Yesterday, I heard this great story on NPR, Wall Streeters Weigh Life After “Giant Pool of Money.” (By the way, I highly recommend last year’s NPR/This American Life story, The Giant Pool of Money in which they explain things like subprime mortgage securitization in understandable ways.)

During the height of the financial boom, a young mortgage broker named Glen was living what many would describe as “the good life.” Still in his 20s, Glen was earning six figures every month and partying like a rock-star – velvet ropes, Cristal, and all.

However, once the bubble burst, Glen lost everything — his job, his five cars, his two homes. But, somehow, in the process he discovered what really matters:

“I have been humbled,” he says today. “I mean, I’ve been forced to be humbled. I have a different outlook of what is important.
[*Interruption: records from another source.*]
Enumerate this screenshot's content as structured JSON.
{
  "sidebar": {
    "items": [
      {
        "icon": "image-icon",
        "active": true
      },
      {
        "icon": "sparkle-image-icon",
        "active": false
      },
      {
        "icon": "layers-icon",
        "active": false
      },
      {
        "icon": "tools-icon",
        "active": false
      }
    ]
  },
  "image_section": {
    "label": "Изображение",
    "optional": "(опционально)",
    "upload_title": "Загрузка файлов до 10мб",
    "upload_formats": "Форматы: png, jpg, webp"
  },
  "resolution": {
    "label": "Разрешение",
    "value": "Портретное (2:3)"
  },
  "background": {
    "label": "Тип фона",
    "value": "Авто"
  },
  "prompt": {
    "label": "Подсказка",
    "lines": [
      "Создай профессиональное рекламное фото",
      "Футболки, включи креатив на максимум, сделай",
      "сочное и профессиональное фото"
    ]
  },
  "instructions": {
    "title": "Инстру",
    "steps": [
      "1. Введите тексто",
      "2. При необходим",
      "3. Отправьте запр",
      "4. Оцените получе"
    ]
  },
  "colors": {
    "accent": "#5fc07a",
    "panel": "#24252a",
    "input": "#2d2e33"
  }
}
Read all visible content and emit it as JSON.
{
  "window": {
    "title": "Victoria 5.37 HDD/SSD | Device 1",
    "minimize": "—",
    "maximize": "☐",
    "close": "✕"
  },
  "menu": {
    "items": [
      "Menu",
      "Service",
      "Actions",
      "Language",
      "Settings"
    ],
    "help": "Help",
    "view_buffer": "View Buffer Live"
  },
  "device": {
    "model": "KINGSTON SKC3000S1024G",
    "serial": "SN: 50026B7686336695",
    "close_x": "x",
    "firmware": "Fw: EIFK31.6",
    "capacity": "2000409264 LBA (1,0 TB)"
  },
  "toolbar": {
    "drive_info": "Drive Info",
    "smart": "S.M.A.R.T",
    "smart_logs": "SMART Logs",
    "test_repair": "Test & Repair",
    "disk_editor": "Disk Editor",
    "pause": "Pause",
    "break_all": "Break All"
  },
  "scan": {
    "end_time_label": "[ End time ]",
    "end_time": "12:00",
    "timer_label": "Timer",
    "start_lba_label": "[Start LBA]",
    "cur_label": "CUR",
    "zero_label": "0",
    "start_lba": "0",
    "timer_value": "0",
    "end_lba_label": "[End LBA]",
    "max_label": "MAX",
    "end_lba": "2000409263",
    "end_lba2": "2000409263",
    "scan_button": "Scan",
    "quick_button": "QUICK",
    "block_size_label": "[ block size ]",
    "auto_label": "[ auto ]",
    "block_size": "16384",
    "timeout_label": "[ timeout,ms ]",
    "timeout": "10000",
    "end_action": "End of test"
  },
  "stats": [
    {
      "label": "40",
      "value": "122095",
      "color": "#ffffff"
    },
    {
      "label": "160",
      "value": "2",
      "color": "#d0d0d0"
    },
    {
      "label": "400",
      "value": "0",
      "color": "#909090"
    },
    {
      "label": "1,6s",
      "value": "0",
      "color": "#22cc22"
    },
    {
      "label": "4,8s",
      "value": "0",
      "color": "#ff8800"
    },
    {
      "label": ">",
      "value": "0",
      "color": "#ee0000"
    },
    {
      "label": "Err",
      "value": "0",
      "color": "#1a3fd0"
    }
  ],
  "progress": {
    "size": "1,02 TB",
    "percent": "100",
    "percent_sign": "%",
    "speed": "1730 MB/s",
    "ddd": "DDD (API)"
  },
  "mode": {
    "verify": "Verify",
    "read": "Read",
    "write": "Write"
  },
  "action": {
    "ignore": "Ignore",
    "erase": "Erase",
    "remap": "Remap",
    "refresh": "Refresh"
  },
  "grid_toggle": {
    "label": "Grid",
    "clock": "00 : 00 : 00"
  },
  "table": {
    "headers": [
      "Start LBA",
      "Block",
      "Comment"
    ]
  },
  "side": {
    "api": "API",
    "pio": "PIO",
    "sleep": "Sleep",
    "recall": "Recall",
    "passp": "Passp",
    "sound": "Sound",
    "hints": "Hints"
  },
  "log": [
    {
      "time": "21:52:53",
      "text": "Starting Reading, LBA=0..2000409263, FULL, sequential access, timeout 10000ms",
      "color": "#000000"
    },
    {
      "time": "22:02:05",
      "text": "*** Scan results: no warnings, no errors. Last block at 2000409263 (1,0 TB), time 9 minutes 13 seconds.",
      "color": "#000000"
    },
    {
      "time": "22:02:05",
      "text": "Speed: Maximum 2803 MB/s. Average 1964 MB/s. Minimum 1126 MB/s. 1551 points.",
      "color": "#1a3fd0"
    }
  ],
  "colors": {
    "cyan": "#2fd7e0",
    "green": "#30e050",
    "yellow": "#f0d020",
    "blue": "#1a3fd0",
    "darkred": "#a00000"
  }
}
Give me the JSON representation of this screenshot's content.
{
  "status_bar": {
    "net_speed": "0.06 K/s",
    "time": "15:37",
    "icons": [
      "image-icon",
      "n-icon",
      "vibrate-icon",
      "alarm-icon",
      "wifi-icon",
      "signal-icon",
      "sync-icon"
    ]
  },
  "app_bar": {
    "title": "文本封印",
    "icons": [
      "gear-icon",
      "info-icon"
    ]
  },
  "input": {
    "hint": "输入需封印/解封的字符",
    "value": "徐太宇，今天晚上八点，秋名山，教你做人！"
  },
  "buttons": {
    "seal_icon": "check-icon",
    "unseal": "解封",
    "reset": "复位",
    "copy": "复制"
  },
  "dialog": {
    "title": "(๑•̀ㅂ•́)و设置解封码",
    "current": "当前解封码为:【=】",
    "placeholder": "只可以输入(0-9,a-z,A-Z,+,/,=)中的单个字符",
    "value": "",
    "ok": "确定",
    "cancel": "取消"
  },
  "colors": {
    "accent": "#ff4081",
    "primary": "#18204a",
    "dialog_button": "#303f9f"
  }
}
I used to think that it mattered; it doesn’t. None of the monetary stuff that we are preconditioned to think is important matters.”

Instead of rolling up to a hot club with his entourage, Glen enjoys studying and spending time with his family.  It’s remarkable how even the tone of his voice sounds different from his living large days to today — one of the narrators even comments on how this sounds like a Hollywood film where the rich jerk learns a very important lesson about life.

Sometimes, failure is our greatest teacher. Losing can shape our souls in ways that success never could — developing humility, perspective on the temporary nature of wealth, valuing relationships over stuff.  As followers of Jesus, how much more should this be true of us (from Luke 9:23-25):

Whoever wants to be my disciple must deny themselves and take up their cross daily and follow me. For whoever wants to save their life will lose it, but whoever loses their life for me will save it. What good is it for you to gain the whole world, and yet lose or forfeit your very self?